Barbecue is the quintessential American way of cooking. Encourage conviviality and camaraderie with large chunks of smoked meat and bottles of cold beer, a tradition that has been sorely missed as gatherings have shrunk in size over the past year.

Generally, the Weekly He writes about new restaurants after they have been open for a few weeks, to give chefs time to adjust their process. But when we learned that chef Bruce Kalman had a Soulbelly BBQ pop-up at Kitchen at Atomic, a kind of preview of his permanent Main Street restaurant, which is expected to open in the next few months, we did so at the center. for the first Sunday delivery of the barbecue. It did not disappoint.

On the menu board that day were Texas Brisket, St. Louis Pork Ribs, Carolina Pulled Pork, Burnt Tips, and Chipotle Cider Glazed Chicken Thighs – a democratic tour of smoky flavors. That would please any carnivore, regardless of regional allegiance. And it speaks volumes about Kalman’s approach to his craft.

“My guiding philosophy is that it should taste amazing,” says Kalman, James Beard nominee and former The best chef and chopped up competitor. “It’s a chef’s version of regional American barbecue. I’m not going heavy bark, dense smoke ring, dense smoke. … For competition purposes, it must have a certain amount of bark and a certain amount of smoke ring, and many times, that is what people comply with. I’m complying, is it delicious? Is it unctuous? When you cut it, is there a sheen of beautiful melted fat? “

The answer to all of them is a resounding yes. Texas brisket comes out cut into long strips, perfectly smoked, the fat around the edges gives it an addictive crunch. Burnt ends are its thicker and heartier counterpart, glazed and well cooked. St. Louis Pork Ribs have a sweet and tangy glaze, the meat tender but with just enough adhesion to the bone, giving you the satisfaction of cleaning it up.

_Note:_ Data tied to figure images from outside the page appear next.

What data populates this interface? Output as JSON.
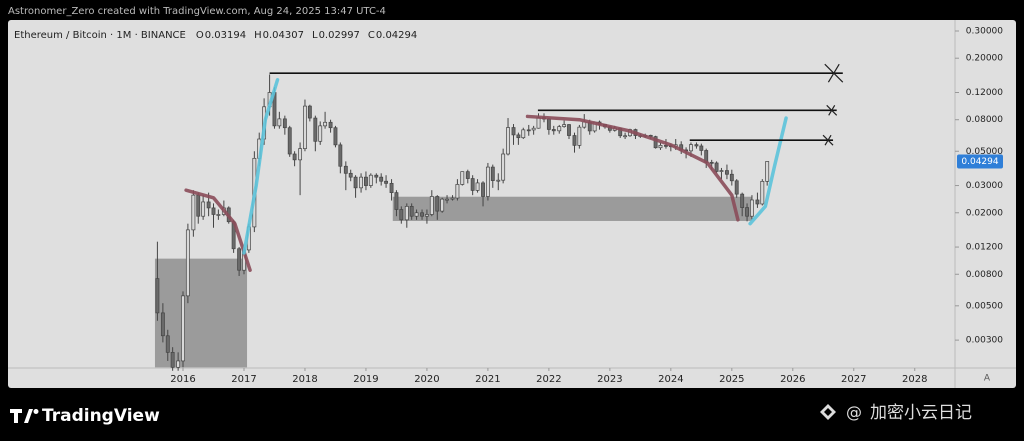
{
  "header": "Astronomer_Zero created with TradingView.com, Aug 24, 2025 13:47 UTC-4",
  "chart_data": {
    "type": "candlestick",
    "symbol": "Ethereum / Bitcoin · 1M · BINANCE",
    "ohlc_keys": [
      "O",
      "H",
      "L",
      "C"
    ],
    "log_scale": true,
    "grid": false,
    "auto_label": "A",
    "xlim": [
      2013.13,
      2028.66
    ],
    "xticks": [
      2016,
      2017,
      2018,
      2019,
      2020,
      2021,
      2022,
      2023,
      2024,
      2025,
      2026,
      2027,
      2028
    ],
    "ylim": [
      0.00198,
      0.343
    ],
    "yticks": [
      {
        "value": 0.003,
        "label": "0.00300"
      },
      {
        "value": 0.005,
        "label": "0.00500"
      },
      {
        "value": 0.008,
        "label": "0.00800"
      },
      {
        "value": 0.012,
        "label": "0.01200"
      },
      {
        "value": 0.02,
        "label": "0.02000"
      },
      {
        "value": 0.03,
        "label": "0.03000"
      },
      {
        "value": 0.05,
        "label": "0.05000"
      },
      {
        "value": 0.08,
        "label": "0.08000"
      },
      {
        "value": 0.12,
        "label": "0.12000"
      },
      {
        "value": 0.2,
        "label": "0.20000"
      },
      {
        "value": 0.3,
        "label": "0.30000"
      }
    ],
    "up_color": "#d9d9d9",
    "down_color": "#6a6a6a",
    "x": [
      2015.58,
      2015.67,
      2015.75,
      2015.83,
      2015.92,
      2016.0,
      2016.08,
      2016.17,
      2016.25,
      2016.33,
      2016.42,
      2016.5,
      2016.58,
      2016.67,
      2016.75,
      2016.83,
      2016.92,
      2017.0,
      2017.08,
      2017.17,
      2017.25,
      2017.33,
      2017.42,
      2017.5,
      2017.58,
      2017.67,
      2017.75,
      2017.83,
      2017.92,
      2018.0,
      2018.08,
      2018.17,
      2018.25,
      2018.33,
      2018.42,
      2018.5,
      2018.58,
      2018.67,
      2018.75,
      2018.83,
      2018.92,
      2019.0,
      2019.08,
      2019.17,
      2019.25,
      2019.33,
      2019.42,
      2019.5,
      2019.58,
      2019.67,
      2019.75,
      2019.83,
      2019.92,
      2020.0,
      2020.08,
      2020.17,
      2020.25,
      2020.33,
      2020.42,
      2020.5,
      2020.58,
      2020.67,
      2020.75,
      2020.83,
      2020.92,
      2021.0,
      2021.08,
      2021.17,
      2021.25,
      2021.33,
      2021.42,
      2021.5,
      2021.58,
      2021.67,
      2021.75,
      2021.83,
      2021.92,
      2022.0,
      2022.08,
      2022.17,
      2022.25,
      2022.33,
      2022.42,
      2022.5,
      2022.58,
      2022.67,
      2022.75,
      2022.83,
      2022.92,
      2023.0,
      2023.08,
      2023.17,
      2023.25,
      2023.33,
      2023.42,
      2023.5,
      2023.58,
      2023.67,
      2023.75,
      2023.83,
      2023.92,
      2024.0,
      2024.08,
      2024.17,
      2024.25,
      2024.33,
      2024.42,
      2024.5,
      2024.58,
      2024.67,
      2024.75,
      2024.83,
      2024.92,
      2025.0,
      2025.08,
      2025.17,
      2025.25,
      2025.33,
      2025.42,
      2025.5,
      2025.58
    ],
    "opens": [
      0.0075,
      0.0045,
      0.0032,
      0.0025,
      0.002,
      0.0022,
      0.0058,
      0.0155,
      0.026,
      0.019,
      0.0235,
      0.0215,
      0.0195,
      0.0195,
      0.0215,
      0.0175,
      0.0117,
      0.0085,
      0.0115,
      0.0162,
      0.045,
      0.06,
      0.097,
      0.12,
      0.073,
      0.081,
      0.071,
      0.048,
      0.044,
      0.052,
      0.098,
      0.082,
      0.058,
      0.073,
      0.077,
      0.071,
      0.055,
      0.04,
      0.036,
      0.034,
      0.029,
      0.034,
      0.03,
      0.035,
      0.034,
      0.032,
      0.031,
      0.027,
      0.021,
      0.018,
      0.022,
      0.019,
      0.02,
      0.019,
      0.0195,
      0.0255,
      0.0205,
      0.0245,
      0.0245,
      0.0249,
      0.0305,
      0.0369,
      0.0333,
      0.0279,
      0.0312,
      0.0255,
      0.0395,
      0.0323,
      0.0325,
      0.048,
      0.0712,
      0.0638,
      0.0612,
      0.0688,
      0.0687,
      0.0705,
      0.0825,
      0.0808,
      0.0692,
      0.0678,
      0.0722,
      0.0744,
      0.0632,
      0.0546,
      0.0716,
      0.0773,
      0.0677,
      0.0773,
      0.0747,
      0.0719,
      0.0683,
      0.0706,
      0.063,
      0.063,
      0.0691,
      0.0632,
      0.0632,
      0.0634,
      0.0622,
      0.0527,
      0.0546,
      0.0543,
      0.0535,
      0.0551,
      0.051,
      0.0503,
      0.0552,
      0.0541,
      0.0506,
      0.0424,
      0.042,
      0.037,
      0.0375,
      0.0355,
      0.0322,
      0.0264,
      0.0216,
      0.019,
      0.0242,
      0.0228,
      0.03194
    ],
    "highs": [
      0.013,
      0.0052,
      0.0035,
      0.0027,
      0.0025,
      0.0062,
      0.017,
      0.028,
      0.027,
      0.026,
      0.027,
      0.023,
      0.021,
      0.024,
      0.022,
      0.018,
      0.012,
      0.012,
      0.017,
      0.05,
      0.066,
      0.11,
      0.157,
      0.13,
      0.09,
      0.085,
      0.073,
      0.05,
      0.057,
      0.108,
      0.1,
      0.085,
      0.078,
      0.09,
      0.08,
      0.073,
      0.057,
      0.043,
      0.038,
      0.035,
      0.036,
      0.037,
      0.036,
      0.036,
      0.036,
      0.035,
      0.033,
      0.028,
      0.022,
      0.023,
      0.023,
      0.021,
      0.021,
      0.021,
      0.028,
      0.026,
      0.025,
      0.026,
      0.026,
      0.033,
      0.037,
      0.038,
      0.035,
      0.033,
      0.032,
      0.042,
      0.041,
      0.036,
      0.052,
      0.082,
      0.075,
      0.066,
      0.071,
      0.074,
      0.073,
      0.088,
      0.088,
      0.082,
      0.073,
      0.074,
      0.079,
      0.075,
      0.066,
      0.074,
      0.087,
      0.08,
      0.078,
      0.079,
      0.075,
      0.073,
      0.073,
      0.071,
      0.066,
      0.07,
      0.07,
      0.065,
      0.065,
      0.064,
      0.063,
      0.057,
      0.06,
      0.056,
      0.06,
      0.058,
      0.053,
      0.057,
      0.057,
      0.056,
      0.052,
      0.044,
      0.043,
      0.039,
      0.041,
      0.038,
      0.033,
      0.027,
      0.023,
      0.026,
      0.027,
      0.033,
      0.04307
    ],
    "lows": [
      0.004,
      0.0029,
      0.0022,
      0.0019,
      0.0019,
      0.002,
      0.0052,
      0.014,
      0.017,
      0.018,
      0.019,
      0.016,
      0.018,
      0.019,
      0.017,
      0.011,
      0.0078,
      0.008,
      0.011,
      0.015,
      0.04,
      0.055,
      0.085,
      0.07,
      0.07,
      0.064,
      0.046,
      0.04,
      0.026,
      0.05,
      0.078,
      0.05,
      0.055,
      0.07,
      0.066,
      0.053,
      0.036,
      0.028,
      0.032,
      0.025,
      0.027,
      0.028,
      0.029,
      0.031,
      0.03,
      0.029,
      0.024,
      0.019,
      0.017,
      0.016,
      0.018,
      0.018,
      0.018,
      0.017,
      0.019,
      0.018,
      0.02,
      0.023,
      0.024,
      0.024,
      0.03,
      0.031,
      0.026,
      0.027,
      0.022,
      0.024,
      0.029,
      0.028,
      0.031,
      0.047,
      0.055,
      0.055,
      0.06,
      0.063,
      0.064,
      0.07,
      0.077,
      0.064,
      0.064,
      0.065,
      0.071,
      0.06,
      0.049,
      0.052,
      0.07,
      0.064,
      0.066,
      0.069,
      0.07,
      0.066,
      0.067,
      0.061,
      0.06,
      0.062,
      0.06,
      0.061,
      0.061,
      0.06,
      0.052,
      0.051,
      0.052,
      0.05,
      0.051,
      0.048,
      0.045,
      0.046,
      0.052,
      0.047,
      0.039,
      0.038,
      0.036,
      0.033,
      0.033,
      0.03,
      0.025,
      0.019,
      0.0176,
      0.018,
      0.0215,
      0.0223,
      0.02997
    ],
    "closes": [
      0.0045,
      0.0032,
      0.0025,
      0.002,
      0.0022,
      0.0058,
      0.0155,
      0.026,
      0.019,
      0.0235,
      0.0215,
      0.0195,
      0.0195,
      0.0215,
      0.0175,
      0.0117,
      0.0085,
      0.0115,
      0.0162,
      0.045,
      0.06,
      0.097,
      0.12,
      0.073,
      0.081,
      0.071,
      0.048,
      0.044,
      0.052,
      0.098,
      0.082,
      0.058,
      0.073,
      0.077,
      0.071,
      0.055,
      0.04,
      0.036,
      0.034,
      0.029,
      0.034,
      0.03,
      0.035,
      0.034,
      0.032,
      0.031,
      0.027,
      0.021,
      0.018,
      0.022,
      0.019,
      0.02,
      0.019,
      0.0195,
      0.0255,
      0.0205,
      0.0245,
      0.0245,
      0.0249,
      0.0305,
      0.0369,
      0.0333,
      0.0279,
      0.0312,
      0.0255,
      0.0395,
      0.0323,
      0.0325,
      0.048,
      0.0712,
      0.0638,
      0.0612,
      0.0688,
      0.0687,
      0.0705,
      0.0825,
      0.0808,
      0.0692,
      0.0678,
      0.0722,
      0.0744,
      0.0632,
      0.0546,
      0.0716,
      0.0773,
      0.0677,
      0.0773,
      0.0747,
      0.0719,
      0.0683,
      0.0706,
      0.063,
      0.063,
      0.0691,
      0.0632,
      0.0632,
      0.0634,
      0.0622,
      0.0527,
      0.0546,
      0.0543,
      0.0535,
      0.0551,
      0.051,
      0.0503,
      0.0552,
      0.0541,
      0.0506,
      0.0424,
      0.042,
      0.037,
      0.0375,
      0.0355,
      0.0322,
      0.0264,
      0.0216,
      0.019,
      0.0242,
      0.0228,
      0.03194,
      0.04294
    ],
    "boxes": [
      {
        "x": [
          2015.54,
          2017.05
        ],
        "y": [
          0.0101,
          0.002
        ]
      },
      {
        "x": [
          2019.44,
          2025.33
        ],
        "y": [
          0.0254,
          0.0177
        ]
      }
    ],
    "levels": [
      {
        "x": [
          2017.42,
          2026.82
        ],
        "y": 0.16
      },
      {
        "x": [
          2021.82,
          2026.72
        ],
        "y": 0.092
      },
      {
        "x": [
          2024.31,
          2026.66
        ],
        "y": 0.059
      }
    ],
    "curves": [
      {
        "color": "#8b4d5a",
        "x": [
          2016.05,
          2016.5,
          2016.85,
          2017.1
        ],
        "y": [
          0.028,
          0.025,
          0.017,
          0.0085
        ]
      },
      {
        "color": "#8b4d5a",
        "x": [
          2021.65,
          2022.5,
          2023.3,
          2024.0,
          2024.6,
          2025.0,
          2025.1
        ],
        "y": [
          0.084,
          0.08,
          0.068,
          0.055,
          0.042,
          0.026,
          0.018
        ]
      },
      {
        "color": "#5cc3da",
        "x": [
          2017.0,
          2017.2,
          2017.35,
          2017.55
        ],
        "y": [
          0.011,
          0.03,
          0.08,
          0.145
        ]
      },
      {
        "color": "#5cc3da",
        "x": [
          2025.3,
          2025.55,
          2025.7,
          2025.89
        ],
        "y": [
          0.017,
          0.022,
          0.04,
          0.082
        ]
      }
    ]
  },
  "footer": {
    "brand": "TradingView",
    "watermark": "加密小云日记"
  }
}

There’s no raw real estate in pulled pork – pulled meat is good on its own or stuffed into a sandwich. The cider-glazed drumstick is a sticky and tangy affair, one that will also nibble to the bone before licking your fingers clean. Wet wipes are provided, but we do not use them.

And while technique plays an important role in infusing meat with flavor, Kalman says it all starts with the highest quality ingredients. You get your beef and pork from Creekstone Farms of Kansas; the breast is completely natural, without hormones or antibiotics, and the pork is the entire Duroc breed. Turkey, when on the menu, comes from Northern California’s Diestel Family Ranch, known for its high-quality poultry.

Of course, you can’t talk about barbecue without discussing the sides, which tone down the flavor of the meat and sometimes even overshadow it. Kalman says it has a rotation of about 10 sides, and about half is offered each day. The mac and cheese is some of the best in the area, and the chef shows off his learned skills as a chef at Italian restaurants (Union in Pasadena and Knead & Co. Pasta Bar and Market at Grand Central Market in Los Angeles). The cole slaw, collard greens, ranch beans, and green chili and corn cheddar casserole are also exceptional, making us eager to go back and see what else Kalman has in the works.

“My mission from the beginning [was] our sides don’t suck, “says Kalman. “Our sides must be as good, if not better, than the barbecue. There cannot be a space on the menu where something is right. It has to be delicious; It has to be amazing. “

BBQ SOULBELLY ARISE The kitchen at Atomic 927 E. Fremont St., 702-534-3223. Thursday through Friday, from 3 to 11 pm; Saturday-Sunday, noon-midnight.